GraphGPT: Enabling Large Language Models as Zero‑Shot Graph Learners
GraphGPT integrates large language models with graph neural networks by introducing graph tokens and instruction tuning, enabling zero‑shot graph learning for tasks such as node classification and link prediction, and demonstrates superior performance and generalization across supervised and zero‑shot benchmarks.
In this talk, Ph.D. student Tang Jiabin from the University of Hong Kong introduces GraphGPT, a framework that equips large language models (LLMs) with the ability to directly process graph-structured data and perform downstream graph tasks in a zero‑shot manner.
Graph data, composed of nodes and edges, underlies many applications such as recommendation systems, social networks, and drug discovery. While graph neural networks (GNNs) have become powerful tools for modeling such data, their heterogeneous semantics make it difficult to design a single model that generalizes across diverse graphs. Conversely, LLMs excel at learning from massive textual corpora and exhibit strong transfer capabilities.
GraphGPT addresses three core challenges: (1) how to feed graph structures into an LLM (natural‑language versus other formats), (2) how to align the LLM’s understanding with graph representations, and (3) how to enable step‑by‑step reasoning for complex graph tasks.
The solution consists of three parts. First, graphs are encoded into a sequence of graph tokens using a pretrained graph encoder (any GNN such as GCN or Graph Transformer). These tokens are projected into the same space as natural‑language tokens and concatenated before being fed to the LLM, achieving effective Text‑Graph grounding.
Second, a two‑stage instruction‑tuning paradigm is proposed. In the self‑supervised stage, a graph‑matching task aligns each graph token with its corresponding node description, using human‑question prompts that contain a shuffled list of node texts. This stage trains only the projector while keeping the LLM and graph encoder frozen, improving zero‑shot transfer. In the second stage, task‑specific instructions (e.g., node classification, link prediction) fine‑tune the model to generate appropriate answers for each graph learning task.
Third, chain‑of‑thought (CoT) reasoning is distilled from a closed‑source GPT‑3.5 model, enabling GraphGPT to perform multi‑step inference without increasing model size. For node classification on citation graphs, the model receives node abstracts, titles, and task descriptions, then generates step‑wise reasoning to produce accurate predictions.
Extensive experiments show that GraphGPT consistently outperforms state‑of‑the‑art baselines in both supervised and zero‑shot settings, achieving 2‑10× accuracy gains in zero‑shot scenarios. Ablation studies confirm the importance of the self‑supervised graph‑matching stage and the benefits of mixing diverse instruction data. Efficiency analyses reveal that freezing the LLM and graph encoder while fine‑tuning only the projector reduces parameter count by over 50× and alleviates GPU memory constraints.

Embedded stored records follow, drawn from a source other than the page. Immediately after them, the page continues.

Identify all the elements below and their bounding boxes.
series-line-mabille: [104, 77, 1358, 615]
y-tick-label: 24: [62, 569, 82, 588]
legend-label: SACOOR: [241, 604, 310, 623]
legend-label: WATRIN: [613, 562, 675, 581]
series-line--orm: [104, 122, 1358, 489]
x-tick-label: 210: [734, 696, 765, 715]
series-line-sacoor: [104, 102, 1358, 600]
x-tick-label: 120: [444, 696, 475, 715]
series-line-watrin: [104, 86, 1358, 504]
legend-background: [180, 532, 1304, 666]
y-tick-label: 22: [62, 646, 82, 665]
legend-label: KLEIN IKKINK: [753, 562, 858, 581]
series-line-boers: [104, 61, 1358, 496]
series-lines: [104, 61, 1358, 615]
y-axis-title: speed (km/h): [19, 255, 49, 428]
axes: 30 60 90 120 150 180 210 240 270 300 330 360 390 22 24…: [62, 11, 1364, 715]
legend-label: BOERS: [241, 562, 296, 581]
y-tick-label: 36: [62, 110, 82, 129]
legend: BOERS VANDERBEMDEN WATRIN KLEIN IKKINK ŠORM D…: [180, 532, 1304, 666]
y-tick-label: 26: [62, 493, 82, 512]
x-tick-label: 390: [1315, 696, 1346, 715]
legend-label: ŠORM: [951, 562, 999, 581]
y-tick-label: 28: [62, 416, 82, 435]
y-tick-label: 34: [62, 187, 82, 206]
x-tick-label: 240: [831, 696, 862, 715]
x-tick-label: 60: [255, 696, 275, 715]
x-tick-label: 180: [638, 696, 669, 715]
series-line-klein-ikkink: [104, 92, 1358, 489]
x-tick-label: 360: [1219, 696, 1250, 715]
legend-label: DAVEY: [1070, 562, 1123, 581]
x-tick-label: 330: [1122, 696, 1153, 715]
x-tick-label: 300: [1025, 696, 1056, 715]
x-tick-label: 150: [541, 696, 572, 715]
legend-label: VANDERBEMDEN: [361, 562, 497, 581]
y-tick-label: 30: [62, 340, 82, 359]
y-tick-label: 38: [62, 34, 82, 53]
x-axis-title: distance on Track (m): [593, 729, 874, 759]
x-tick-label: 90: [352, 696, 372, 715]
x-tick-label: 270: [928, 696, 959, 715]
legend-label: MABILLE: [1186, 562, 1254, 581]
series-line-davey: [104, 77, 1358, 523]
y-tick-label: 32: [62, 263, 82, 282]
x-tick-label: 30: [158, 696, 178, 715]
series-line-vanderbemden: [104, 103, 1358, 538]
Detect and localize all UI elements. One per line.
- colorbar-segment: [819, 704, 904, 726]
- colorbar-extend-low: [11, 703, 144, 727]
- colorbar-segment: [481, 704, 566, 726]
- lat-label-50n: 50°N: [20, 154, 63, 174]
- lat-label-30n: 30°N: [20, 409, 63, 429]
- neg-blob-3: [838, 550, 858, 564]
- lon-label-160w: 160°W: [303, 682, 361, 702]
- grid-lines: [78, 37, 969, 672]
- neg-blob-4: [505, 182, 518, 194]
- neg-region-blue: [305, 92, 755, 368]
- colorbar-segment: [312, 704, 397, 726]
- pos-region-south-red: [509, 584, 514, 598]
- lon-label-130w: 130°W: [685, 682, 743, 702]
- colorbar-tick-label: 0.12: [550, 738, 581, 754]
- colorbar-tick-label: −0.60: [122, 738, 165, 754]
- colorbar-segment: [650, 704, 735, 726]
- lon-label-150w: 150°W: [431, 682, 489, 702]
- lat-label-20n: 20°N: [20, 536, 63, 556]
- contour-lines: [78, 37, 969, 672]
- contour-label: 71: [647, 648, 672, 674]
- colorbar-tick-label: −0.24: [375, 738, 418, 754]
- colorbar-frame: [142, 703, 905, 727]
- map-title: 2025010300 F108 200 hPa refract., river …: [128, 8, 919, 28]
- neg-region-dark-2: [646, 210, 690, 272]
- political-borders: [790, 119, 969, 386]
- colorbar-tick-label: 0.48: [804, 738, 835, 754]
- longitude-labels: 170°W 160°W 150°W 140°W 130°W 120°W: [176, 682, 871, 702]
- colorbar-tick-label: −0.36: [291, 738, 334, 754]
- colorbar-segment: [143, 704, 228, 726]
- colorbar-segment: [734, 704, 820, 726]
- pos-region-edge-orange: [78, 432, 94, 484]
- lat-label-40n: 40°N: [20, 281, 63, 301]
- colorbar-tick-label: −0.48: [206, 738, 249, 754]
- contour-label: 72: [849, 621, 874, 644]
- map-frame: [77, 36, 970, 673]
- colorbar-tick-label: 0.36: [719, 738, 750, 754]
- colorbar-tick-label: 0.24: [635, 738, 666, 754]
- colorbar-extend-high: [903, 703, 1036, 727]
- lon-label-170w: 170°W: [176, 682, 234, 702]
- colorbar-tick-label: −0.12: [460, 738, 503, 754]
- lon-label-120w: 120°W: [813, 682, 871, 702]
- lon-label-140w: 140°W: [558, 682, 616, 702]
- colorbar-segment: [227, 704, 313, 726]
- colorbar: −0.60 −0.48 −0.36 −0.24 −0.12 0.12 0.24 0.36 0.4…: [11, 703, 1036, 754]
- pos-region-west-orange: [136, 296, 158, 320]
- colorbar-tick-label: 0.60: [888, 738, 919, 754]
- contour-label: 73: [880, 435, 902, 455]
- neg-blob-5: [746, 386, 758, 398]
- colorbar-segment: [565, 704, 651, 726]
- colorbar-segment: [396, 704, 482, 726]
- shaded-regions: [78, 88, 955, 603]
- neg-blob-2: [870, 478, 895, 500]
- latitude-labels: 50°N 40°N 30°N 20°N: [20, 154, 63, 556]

Case studies on the Arxiv dataset demonstrate that GraphGPT can leverage subgraph structures to provide accurate predictions and sensible explanations, whereas models relying solely on textual node information struggle with interdisciplinary papers.
Finally, the authors discuss future directions, emphasizing the need for universal graph foundation models that combine LLM language understanding with graph structural reasoning, and they invite the community to experiment with their open‑source repository.